Arts and Design

French art foundation unveils plans for mobile museum on board a €32m catamaran



Launched in 2019 with a mission to broaden access to art, the French non-profit Art Explora has presented its latest venture: a €32m catamaran that doubles as a mobile museum. Known as Artexplorer, the boat is currently under construction in La Spezia, Italy, and is scheduled to set sail around the Mediterranean basin from Marseille in September 2023. It is billed as one of the largest catamarans in the world.

“The sea was instrumental in waging wars and trading goods—why not use it as a conveyor of culture?”, says Art Explora’s founder, the tech entrepreneur and Musée du Louvre administrator Frédéric Jousset. “The idea was to create a museum which would not be tied down to a single location, could go almost anywhere, and could reinvent itself permanently [because it has no] permanent collections.”

In addition to Artexplorer, Jousset is currently overseeing the conversion of a former airship warehouse near Paris, Hangar Y, into a vast exhibition hall, and the construction of the MuMo, a travelling museum truck developed with the Centre Pompidou. Continuing the theme, he adds: “In the future we may even turn a train into a touring museum.”

The 46m-long, 300-ton boat will have capacity for 2,000 visitors. On board, a documentary about Art Explora will be screened in the Flybridge welcome space. The central gallery will house an inaugural digital exhibition about the representation of women in the Mediterranean, titled Icons and led by Noëmi Daucé, an archaeology curator at the Louvre Abu Dhabi. The project room will be reserved for digital art responding to the main exhibition.

Admission will be free and visitors will be encouraged to sign up in advance via Art Explora Academy, a new digital platform devoted to art history courses in French and English, with educational videos developed in close collaboration with Paris-Sorbonne University.

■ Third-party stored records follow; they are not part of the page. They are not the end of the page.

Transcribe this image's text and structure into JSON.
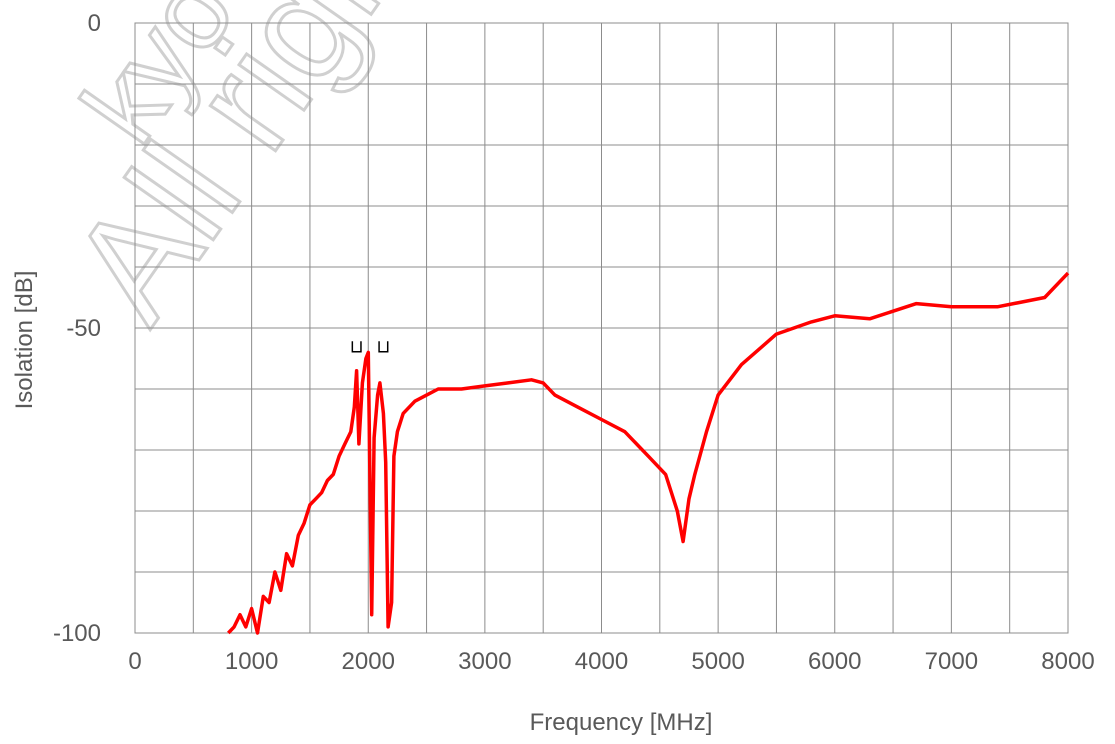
{
  "chart_data": {
    "type": "line",
    "xlabel": "Frequency [MHz]",
    "ylabel": "Isolation  [dB]",
    "xlim": [
      0,
      8000
    ],
    "ylim": [
      -100,
      0
    ],
    "x_ticks": [
      0,
      1000,
      2000,
      3000,
      4000,
      5000,
      6000,
      7000,
      8000
    ],
    "x_tick_labels": [
      "0",
      "1000",
      "2000",
      "3000",
      "4000",
      "5000",
      "6000",
      "7000",
      "8000"
    ],
    "y_ticks": [
      0,
      -50,
      -100
    ],
    "y_tick_labels": [
      "0",
      "-50",
      "-100"
    ],
    "grid": true,
    "series": [
      {
        "color": "#ff0000",
        "x": [
          800,
          850,
          900,
          950,
          1000,
          1050,
          1100,
          1150,
          1200,
          1250,
          1300,
          1350,
          1400,
          1450,
          1500,
          1550,
          1600,
          1650,
          1700,
          1750,
          1800,
          1850,
          1880,
          1900,
          1920,
          1950,
          1980,
          2000,
          2030,
          2050,
          2080,
          2100,
          2130,
          2150,
          2170,
          2200,
          2220,
          2250,
          2300,
          2400,
          2500,
          2600,
          2800,
          3000,
          3200,
          3400,
          3500,
          3600,
          3800,
          4000,
          4200,
          4400,
          4550,
          4650,
          4700,
          4750,
          4800,
          4900,
          5000,
          5200,
          5500,
          5800,
          6000,
          6300,
          6700,
          7000,
          7400,
          7800,
          8000
        ],
        "y": [
          -100,
          -99,
          -97,
          -99,
          -96,
          -100,
          -94,
          -95,
          -90,
          -93,
          -87,
          -89,
          -84,
          -82,
          -79,
          -78,
          -77,
          -75,
          -74,
          -71,
          -69,
          -67,
          -63,
          -57,
          -69,
          -59,
          -55,
          -54,
          -97,
          -68,
          -61,
          -59,
          -64,
          -72,
          -99,
          -95,
          -71,
          -67,
          -64,
          -62,
          -61,
          -60,
          -60,
          -59.5,
          -59,
          -58.5,
          -59,
          -61,
          -63,
          -65,
          -67,
          -71,
          -74,
          -80,
          -85,
          -78,
          -74,
          -67,
          -61,
          -56,
          -51,
          -49,
          -48,
          -48.5,
          -46,
          -46.5,
          -46.5,
          -45,
          -41
        ]
      }
    ],
    "annotations": [
      {
        "text": "⊔",
        "x": 1900,
        "y": -54
      },
      {
        "text": "⊔",
        "x": 2130,
        "y": -54
      }
    ]
  }
}
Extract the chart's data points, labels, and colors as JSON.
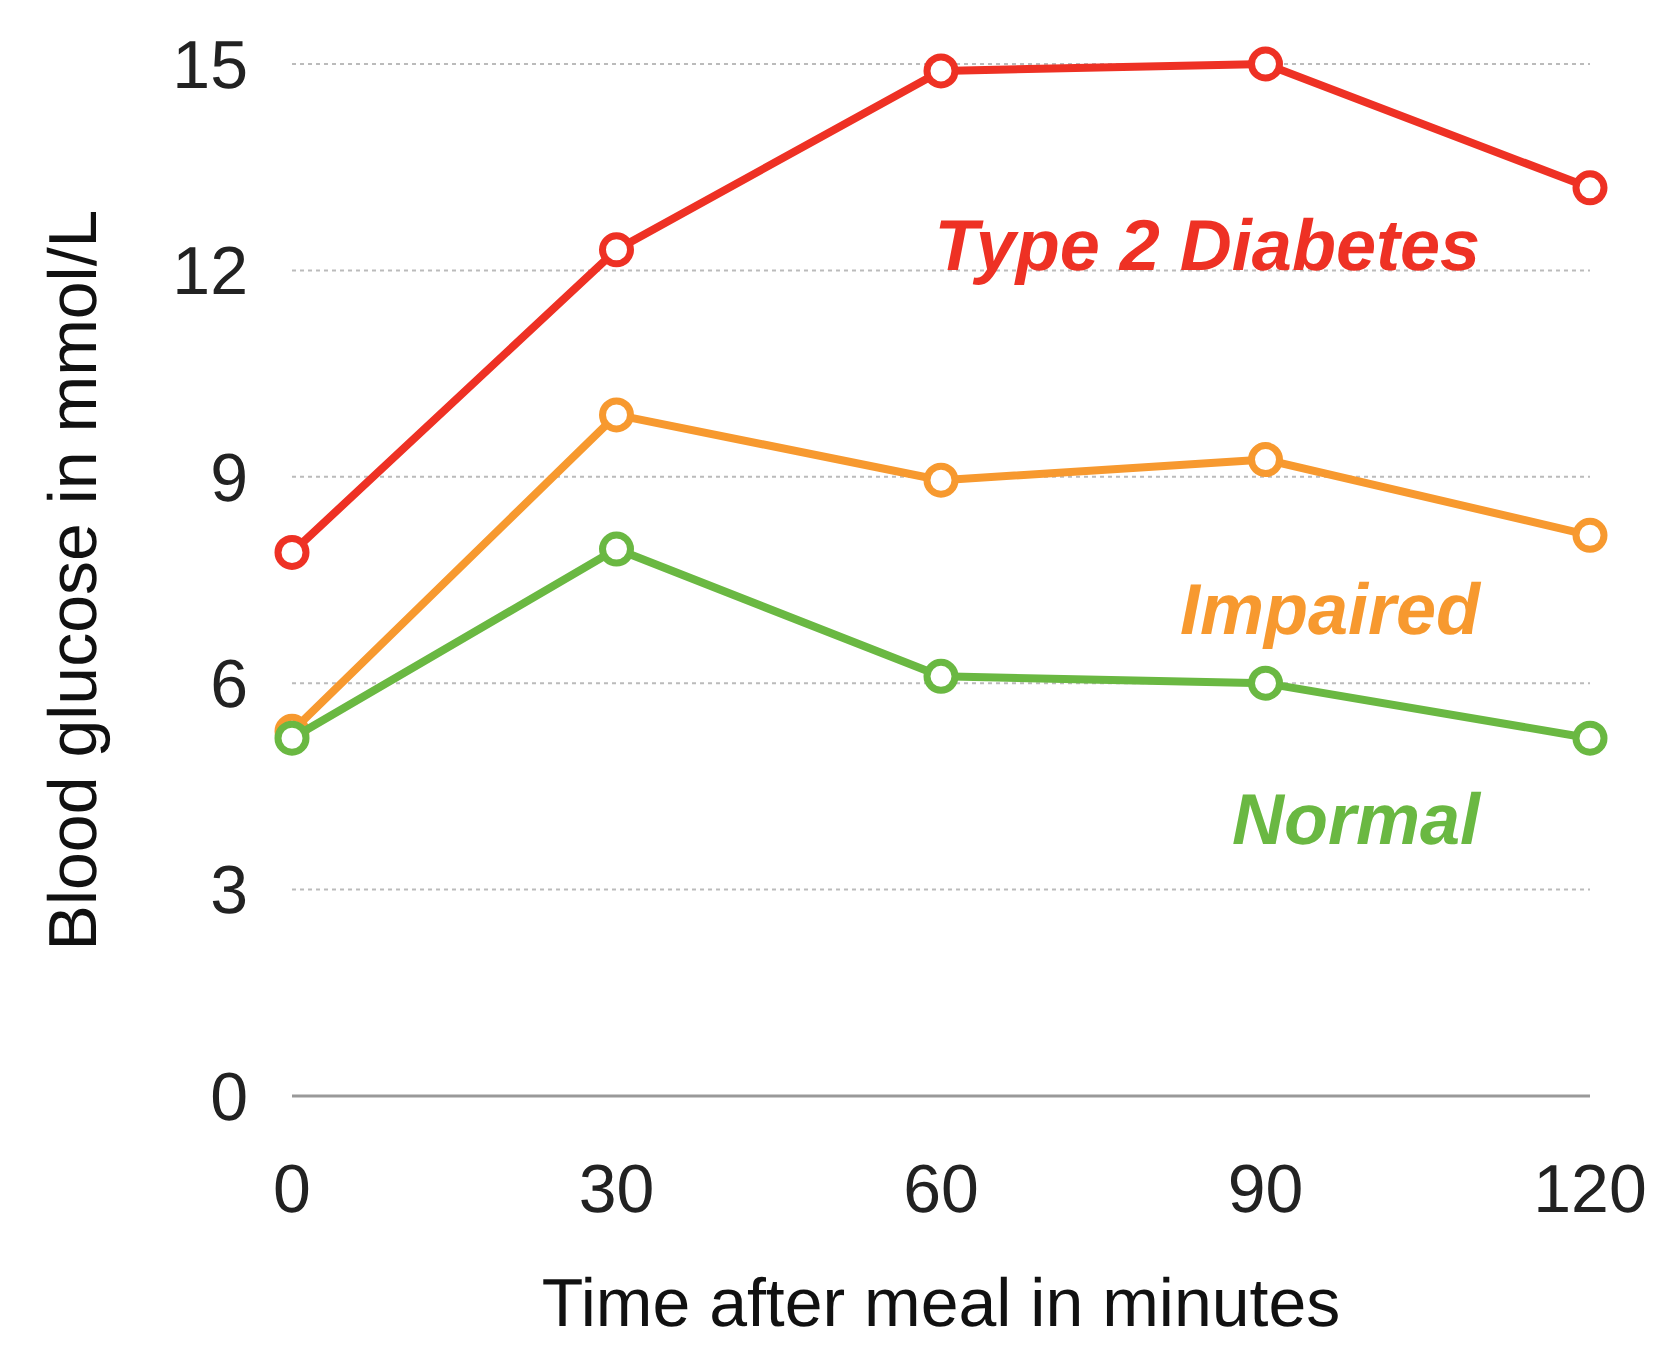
{
  "chart_data": {
    "type": "line",
    "xlabel": "Time after meal in minutes",
    "ylabel": "Blood glucose in mmol/L",
    "x": [
      0,
      30,
      60,
      90,
      120
    ],
    "series": [
      {
        "name": "Type 2 Diabetes",
        "color": "#ee3124",
        "values": [
          7.9,
          12.3,
          14.9,
          15.0,
          13.2
        ]
      },
      {
        "name": "Impaired",
        "color": "#f7992f",
        "values": [
          5.3,
          9.9,
          8.95,
          9.25,
          8.15
        ]
      },
      {
        "name": "Normal",
        "color": "#6ab842",
        "values": [
          5.2,
          7.95,
          6.1,
          6.0,
          5.2
        ]
      }
    ],
    "xlim": [
      0,
      120
    ],
    "xticks": [
      0,
      30,
      60,
      90,
      120
    ],
    "ylim": [
      0,
      15
    ],
    "yticks": [
      0,
      3,
      6,
      9,
      12,
      15
    ],
    "grid": "y",
    "marker": "circle",
    "line_style": "solid"
  }
}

There are also five cabins for guests to stay on the boat. “It is not a production studio but artists could be invited to find inspiration on board,” Jousset says.

He is still on the lookout for destinations. Among the 15 or so stops to be confirmed, some will last longer and be accompanied by an events programme housed in pop-up pavilions on shore, co-organised with local cultural institutions. “Our goal is not to export Western culture only,” Jousset says. “We want to be instrumental in promoting local artists as well.”

Two models of the ship are currently on view, the smaller at the Louvre in Paris and the larger at Expo 2020 in Dubai, where Art Explora was selected to exhibit in the France Pavilion. The Expo is forecast to attract around 25 million visitors over six months. “What better exposure could we hope for to grow our brand?”, Jousset says.